White Simwanza

Personal information
- Date of birth: 11 December 1984 (age 40)
- Place of birth: Zambia
- Height: 1.86 m (6 ft 1 in)
- Position(s): Midfielder

Senior career*
- Years: Team / Apps / (Gls)
- Young Arrows F.C.
- Red Arrows F.C.
- 2009: RoPS / 21 / (0)

International career
- 2007–: Zambia / 9 / (0)

= Whiteson Simwanza =

Zambian footballer (born 1984)

Whiteson Simwanza (born 11 December 1984), also known as White Simwanza, is a Zambian football midfielder who played last time for RoPS. Simwanza had a contract with RoPS until the end of season 2011. But it was terminated at the end of season 2009.

Simwanza came to RoPS and Rovaniemi before Finnish Premier Division season 2009 started.
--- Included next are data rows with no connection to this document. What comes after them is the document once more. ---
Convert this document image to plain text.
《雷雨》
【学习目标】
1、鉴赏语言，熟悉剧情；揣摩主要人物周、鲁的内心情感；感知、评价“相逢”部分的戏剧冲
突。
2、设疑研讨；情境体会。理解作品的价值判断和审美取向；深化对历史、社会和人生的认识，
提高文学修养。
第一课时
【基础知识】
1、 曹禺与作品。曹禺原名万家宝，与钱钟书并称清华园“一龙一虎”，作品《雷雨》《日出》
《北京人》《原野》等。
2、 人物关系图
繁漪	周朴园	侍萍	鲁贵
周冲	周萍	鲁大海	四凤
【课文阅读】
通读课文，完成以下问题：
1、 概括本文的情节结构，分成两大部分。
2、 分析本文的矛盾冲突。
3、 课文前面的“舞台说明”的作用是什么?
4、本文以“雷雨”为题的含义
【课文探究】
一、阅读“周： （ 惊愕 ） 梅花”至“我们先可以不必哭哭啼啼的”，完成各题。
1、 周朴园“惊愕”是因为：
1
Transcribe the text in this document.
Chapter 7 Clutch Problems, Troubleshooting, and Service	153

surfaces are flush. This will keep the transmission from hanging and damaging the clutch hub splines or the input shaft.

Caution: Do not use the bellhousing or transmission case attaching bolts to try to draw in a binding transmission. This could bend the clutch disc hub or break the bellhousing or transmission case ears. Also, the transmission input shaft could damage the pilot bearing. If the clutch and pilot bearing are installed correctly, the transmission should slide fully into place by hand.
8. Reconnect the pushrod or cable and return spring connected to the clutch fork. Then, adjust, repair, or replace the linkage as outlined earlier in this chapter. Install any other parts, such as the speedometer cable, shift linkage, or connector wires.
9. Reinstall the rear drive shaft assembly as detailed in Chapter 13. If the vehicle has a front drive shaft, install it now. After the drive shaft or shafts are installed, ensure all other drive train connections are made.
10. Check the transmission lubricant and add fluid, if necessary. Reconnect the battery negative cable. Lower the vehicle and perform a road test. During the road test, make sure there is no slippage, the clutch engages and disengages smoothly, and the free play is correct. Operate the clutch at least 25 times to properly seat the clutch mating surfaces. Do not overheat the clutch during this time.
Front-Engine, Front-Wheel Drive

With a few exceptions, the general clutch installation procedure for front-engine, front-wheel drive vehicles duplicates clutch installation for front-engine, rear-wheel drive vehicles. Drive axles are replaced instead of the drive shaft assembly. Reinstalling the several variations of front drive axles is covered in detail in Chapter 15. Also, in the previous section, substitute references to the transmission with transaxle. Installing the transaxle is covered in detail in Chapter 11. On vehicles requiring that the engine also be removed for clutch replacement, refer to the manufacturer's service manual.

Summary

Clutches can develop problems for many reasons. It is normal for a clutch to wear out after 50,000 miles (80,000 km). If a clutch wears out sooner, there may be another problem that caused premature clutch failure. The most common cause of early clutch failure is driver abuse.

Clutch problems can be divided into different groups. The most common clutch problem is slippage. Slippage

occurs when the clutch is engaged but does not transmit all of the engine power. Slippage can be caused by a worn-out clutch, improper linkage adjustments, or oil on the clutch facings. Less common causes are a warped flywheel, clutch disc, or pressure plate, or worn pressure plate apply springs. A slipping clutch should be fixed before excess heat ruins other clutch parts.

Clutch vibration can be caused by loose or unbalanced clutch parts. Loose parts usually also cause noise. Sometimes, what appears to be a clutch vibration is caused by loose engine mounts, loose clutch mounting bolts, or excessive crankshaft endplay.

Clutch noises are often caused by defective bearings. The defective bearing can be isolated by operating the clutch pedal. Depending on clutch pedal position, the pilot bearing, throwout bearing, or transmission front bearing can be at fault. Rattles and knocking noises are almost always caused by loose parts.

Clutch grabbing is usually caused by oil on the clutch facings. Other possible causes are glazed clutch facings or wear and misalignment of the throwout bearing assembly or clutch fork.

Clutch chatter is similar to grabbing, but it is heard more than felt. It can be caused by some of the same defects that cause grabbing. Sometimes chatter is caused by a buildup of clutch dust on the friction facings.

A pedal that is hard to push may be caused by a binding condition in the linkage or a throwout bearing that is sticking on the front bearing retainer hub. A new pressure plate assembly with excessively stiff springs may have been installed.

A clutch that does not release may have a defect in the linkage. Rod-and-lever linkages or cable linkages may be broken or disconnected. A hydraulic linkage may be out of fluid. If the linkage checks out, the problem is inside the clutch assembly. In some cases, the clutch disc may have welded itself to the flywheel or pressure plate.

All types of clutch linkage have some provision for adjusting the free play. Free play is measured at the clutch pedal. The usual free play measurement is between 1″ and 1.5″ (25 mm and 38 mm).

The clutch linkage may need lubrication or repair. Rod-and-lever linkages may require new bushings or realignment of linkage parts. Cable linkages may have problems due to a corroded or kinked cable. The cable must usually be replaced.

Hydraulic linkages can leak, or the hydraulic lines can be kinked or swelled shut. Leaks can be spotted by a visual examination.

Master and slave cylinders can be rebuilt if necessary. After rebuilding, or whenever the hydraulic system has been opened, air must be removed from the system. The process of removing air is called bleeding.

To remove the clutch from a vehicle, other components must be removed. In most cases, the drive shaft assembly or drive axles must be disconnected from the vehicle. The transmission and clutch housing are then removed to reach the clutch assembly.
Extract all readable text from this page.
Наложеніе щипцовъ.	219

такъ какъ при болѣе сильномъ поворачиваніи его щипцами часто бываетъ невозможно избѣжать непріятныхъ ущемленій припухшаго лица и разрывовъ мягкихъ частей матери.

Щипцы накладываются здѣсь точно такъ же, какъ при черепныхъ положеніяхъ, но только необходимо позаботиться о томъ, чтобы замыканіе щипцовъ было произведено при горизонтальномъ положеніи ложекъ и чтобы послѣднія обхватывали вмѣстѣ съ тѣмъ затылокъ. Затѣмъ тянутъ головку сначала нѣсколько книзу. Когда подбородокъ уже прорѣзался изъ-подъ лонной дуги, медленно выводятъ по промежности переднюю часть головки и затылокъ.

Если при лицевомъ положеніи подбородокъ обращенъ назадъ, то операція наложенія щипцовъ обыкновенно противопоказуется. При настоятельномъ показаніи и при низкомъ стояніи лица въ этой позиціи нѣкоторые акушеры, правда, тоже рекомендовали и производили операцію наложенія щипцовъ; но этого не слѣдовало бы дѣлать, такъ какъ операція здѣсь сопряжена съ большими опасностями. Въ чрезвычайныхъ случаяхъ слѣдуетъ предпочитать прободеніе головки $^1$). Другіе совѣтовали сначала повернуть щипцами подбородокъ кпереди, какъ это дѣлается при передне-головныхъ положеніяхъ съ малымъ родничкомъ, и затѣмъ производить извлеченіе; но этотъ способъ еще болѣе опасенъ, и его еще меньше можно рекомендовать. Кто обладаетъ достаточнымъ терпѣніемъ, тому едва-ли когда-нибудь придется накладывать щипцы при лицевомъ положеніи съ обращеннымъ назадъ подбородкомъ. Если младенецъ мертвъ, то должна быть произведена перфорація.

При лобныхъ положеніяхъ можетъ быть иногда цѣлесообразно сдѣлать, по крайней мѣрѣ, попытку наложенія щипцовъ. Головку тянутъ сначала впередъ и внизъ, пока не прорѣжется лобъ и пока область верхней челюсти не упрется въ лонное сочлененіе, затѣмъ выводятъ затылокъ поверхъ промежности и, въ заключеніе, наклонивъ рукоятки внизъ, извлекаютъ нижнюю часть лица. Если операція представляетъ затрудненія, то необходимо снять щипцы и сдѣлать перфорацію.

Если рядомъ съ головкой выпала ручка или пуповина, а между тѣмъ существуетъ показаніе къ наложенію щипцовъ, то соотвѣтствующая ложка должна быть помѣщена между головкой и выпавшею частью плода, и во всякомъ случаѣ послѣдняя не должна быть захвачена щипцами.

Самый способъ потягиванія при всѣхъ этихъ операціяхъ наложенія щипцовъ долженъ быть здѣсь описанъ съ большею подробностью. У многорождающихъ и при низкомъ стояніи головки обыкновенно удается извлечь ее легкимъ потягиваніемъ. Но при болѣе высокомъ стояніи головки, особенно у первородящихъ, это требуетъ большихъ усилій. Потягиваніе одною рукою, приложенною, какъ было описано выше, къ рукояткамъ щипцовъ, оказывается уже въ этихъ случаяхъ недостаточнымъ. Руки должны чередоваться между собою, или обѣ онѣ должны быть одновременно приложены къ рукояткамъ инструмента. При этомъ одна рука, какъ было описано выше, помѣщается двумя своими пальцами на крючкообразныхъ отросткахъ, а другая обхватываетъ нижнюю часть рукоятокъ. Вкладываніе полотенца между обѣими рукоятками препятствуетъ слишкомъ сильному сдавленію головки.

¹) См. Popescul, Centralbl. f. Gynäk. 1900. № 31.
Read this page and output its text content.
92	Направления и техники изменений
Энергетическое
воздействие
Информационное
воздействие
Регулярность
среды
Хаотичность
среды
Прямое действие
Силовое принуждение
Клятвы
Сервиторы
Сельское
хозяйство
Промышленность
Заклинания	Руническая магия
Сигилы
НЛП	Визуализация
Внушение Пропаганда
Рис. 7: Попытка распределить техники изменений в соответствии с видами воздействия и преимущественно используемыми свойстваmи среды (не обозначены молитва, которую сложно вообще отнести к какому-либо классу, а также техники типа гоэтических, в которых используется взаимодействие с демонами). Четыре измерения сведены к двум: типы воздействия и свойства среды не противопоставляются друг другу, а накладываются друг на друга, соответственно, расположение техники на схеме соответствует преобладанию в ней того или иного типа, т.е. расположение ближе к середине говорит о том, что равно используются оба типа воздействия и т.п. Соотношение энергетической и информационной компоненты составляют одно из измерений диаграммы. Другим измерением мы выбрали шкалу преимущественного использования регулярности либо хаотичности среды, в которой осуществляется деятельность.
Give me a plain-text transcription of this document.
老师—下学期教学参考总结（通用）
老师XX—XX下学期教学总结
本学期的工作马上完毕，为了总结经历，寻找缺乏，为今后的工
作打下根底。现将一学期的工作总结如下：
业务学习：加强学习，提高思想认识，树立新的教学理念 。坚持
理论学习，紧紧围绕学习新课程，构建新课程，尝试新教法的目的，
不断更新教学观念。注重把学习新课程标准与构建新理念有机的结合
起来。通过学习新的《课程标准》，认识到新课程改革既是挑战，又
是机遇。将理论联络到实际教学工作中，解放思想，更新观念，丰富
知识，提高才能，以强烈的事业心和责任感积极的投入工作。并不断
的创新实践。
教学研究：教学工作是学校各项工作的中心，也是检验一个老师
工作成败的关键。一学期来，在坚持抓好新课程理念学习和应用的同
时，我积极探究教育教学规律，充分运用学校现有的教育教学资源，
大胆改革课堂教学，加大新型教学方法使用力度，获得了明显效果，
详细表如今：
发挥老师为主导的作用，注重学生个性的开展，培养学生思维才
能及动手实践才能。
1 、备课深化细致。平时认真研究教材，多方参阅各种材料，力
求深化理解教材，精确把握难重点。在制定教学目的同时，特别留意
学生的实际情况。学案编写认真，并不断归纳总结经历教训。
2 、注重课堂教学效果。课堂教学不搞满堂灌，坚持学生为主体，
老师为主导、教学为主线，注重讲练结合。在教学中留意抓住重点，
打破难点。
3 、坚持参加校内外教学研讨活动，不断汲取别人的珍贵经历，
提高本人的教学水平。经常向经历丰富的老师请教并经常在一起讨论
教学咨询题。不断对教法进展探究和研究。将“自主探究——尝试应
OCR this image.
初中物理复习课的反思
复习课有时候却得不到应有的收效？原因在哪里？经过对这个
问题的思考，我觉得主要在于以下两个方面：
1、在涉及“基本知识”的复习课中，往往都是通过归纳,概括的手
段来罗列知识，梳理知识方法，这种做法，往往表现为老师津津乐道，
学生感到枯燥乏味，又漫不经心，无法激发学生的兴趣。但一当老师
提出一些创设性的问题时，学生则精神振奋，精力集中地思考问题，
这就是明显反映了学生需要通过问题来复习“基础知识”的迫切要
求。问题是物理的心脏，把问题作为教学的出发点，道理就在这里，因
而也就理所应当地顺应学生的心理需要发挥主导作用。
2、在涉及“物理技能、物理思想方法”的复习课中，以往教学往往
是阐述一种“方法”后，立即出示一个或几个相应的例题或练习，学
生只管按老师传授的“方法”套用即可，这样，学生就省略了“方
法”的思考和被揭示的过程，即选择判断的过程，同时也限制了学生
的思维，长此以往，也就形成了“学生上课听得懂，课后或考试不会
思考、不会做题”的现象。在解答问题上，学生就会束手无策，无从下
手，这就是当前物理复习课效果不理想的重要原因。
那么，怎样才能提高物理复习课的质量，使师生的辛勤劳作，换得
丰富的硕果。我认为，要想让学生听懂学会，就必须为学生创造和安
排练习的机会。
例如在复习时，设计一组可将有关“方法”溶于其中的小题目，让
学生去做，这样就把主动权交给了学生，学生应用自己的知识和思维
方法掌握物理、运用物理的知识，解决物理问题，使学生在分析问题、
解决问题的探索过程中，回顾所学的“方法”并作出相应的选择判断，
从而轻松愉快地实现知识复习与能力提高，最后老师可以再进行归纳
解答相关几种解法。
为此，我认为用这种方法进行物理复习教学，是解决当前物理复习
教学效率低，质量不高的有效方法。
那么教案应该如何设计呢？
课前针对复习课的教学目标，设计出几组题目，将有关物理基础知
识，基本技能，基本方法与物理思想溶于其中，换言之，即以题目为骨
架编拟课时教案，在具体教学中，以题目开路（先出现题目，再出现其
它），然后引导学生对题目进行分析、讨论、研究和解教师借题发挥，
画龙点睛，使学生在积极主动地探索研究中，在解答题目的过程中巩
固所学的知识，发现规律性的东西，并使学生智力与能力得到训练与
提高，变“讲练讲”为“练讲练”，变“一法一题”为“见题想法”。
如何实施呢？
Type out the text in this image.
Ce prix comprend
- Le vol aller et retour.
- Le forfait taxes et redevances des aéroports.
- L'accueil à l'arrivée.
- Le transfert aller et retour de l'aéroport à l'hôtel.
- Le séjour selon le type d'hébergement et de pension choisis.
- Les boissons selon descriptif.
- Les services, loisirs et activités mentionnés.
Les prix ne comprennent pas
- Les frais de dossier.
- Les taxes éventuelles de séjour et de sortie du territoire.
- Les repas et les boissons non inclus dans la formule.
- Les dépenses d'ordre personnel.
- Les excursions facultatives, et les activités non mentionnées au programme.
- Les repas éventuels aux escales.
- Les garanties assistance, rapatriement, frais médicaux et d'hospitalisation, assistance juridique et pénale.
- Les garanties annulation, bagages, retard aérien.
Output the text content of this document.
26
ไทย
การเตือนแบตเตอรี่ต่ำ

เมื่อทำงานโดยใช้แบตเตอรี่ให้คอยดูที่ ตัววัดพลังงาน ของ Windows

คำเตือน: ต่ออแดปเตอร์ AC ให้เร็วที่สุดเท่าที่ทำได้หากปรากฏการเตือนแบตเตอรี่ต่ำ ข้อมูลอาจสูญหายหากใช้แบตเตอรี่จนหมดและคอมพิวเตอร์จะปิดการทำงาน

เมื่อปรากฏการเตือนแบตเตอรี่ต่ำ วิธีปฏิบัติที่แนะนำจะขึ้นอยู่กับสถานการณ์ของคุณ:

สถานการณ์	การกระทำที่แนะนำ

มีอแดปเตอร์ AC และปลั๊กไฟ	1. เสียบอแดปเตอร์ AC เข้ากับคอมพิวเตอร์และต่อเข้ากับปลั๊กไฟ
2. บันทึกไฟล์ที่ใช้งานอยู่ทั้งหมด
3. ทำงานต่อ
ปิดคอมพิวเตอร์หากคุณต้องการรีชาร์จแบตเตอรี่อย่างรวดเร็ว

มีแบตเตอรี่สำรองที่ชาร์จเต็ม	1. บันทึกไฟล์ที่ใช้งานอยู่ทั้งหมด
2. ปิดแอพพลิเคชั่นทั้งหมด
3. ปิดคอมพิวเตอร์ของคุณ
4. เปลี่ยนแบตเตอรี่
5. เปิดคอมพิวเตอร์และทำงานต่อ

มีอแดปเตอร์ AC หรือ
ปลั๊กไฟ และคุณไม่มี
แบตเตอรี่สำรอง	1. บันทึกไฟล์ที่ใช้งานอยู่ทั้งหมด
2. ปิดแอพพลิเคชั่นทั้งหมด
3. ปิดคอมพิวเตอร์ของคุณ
He signed with RoPS 3-years long contract, until end of season 2011. Due his playing style, he was leading the charts of collecting yellow cards in Finnish Premier Division season 2009. Currently he has collected seven yellow cards in eleven games and later at the end of season he was on the top of table after collecting 10 yellow cards. After his first season with RoPS, the team was relegated to Finnish Ykkönen and Simwanza was released on a free.

Simwanza has played in Zambia's national football team. According to the RoPS official site he has played nine games.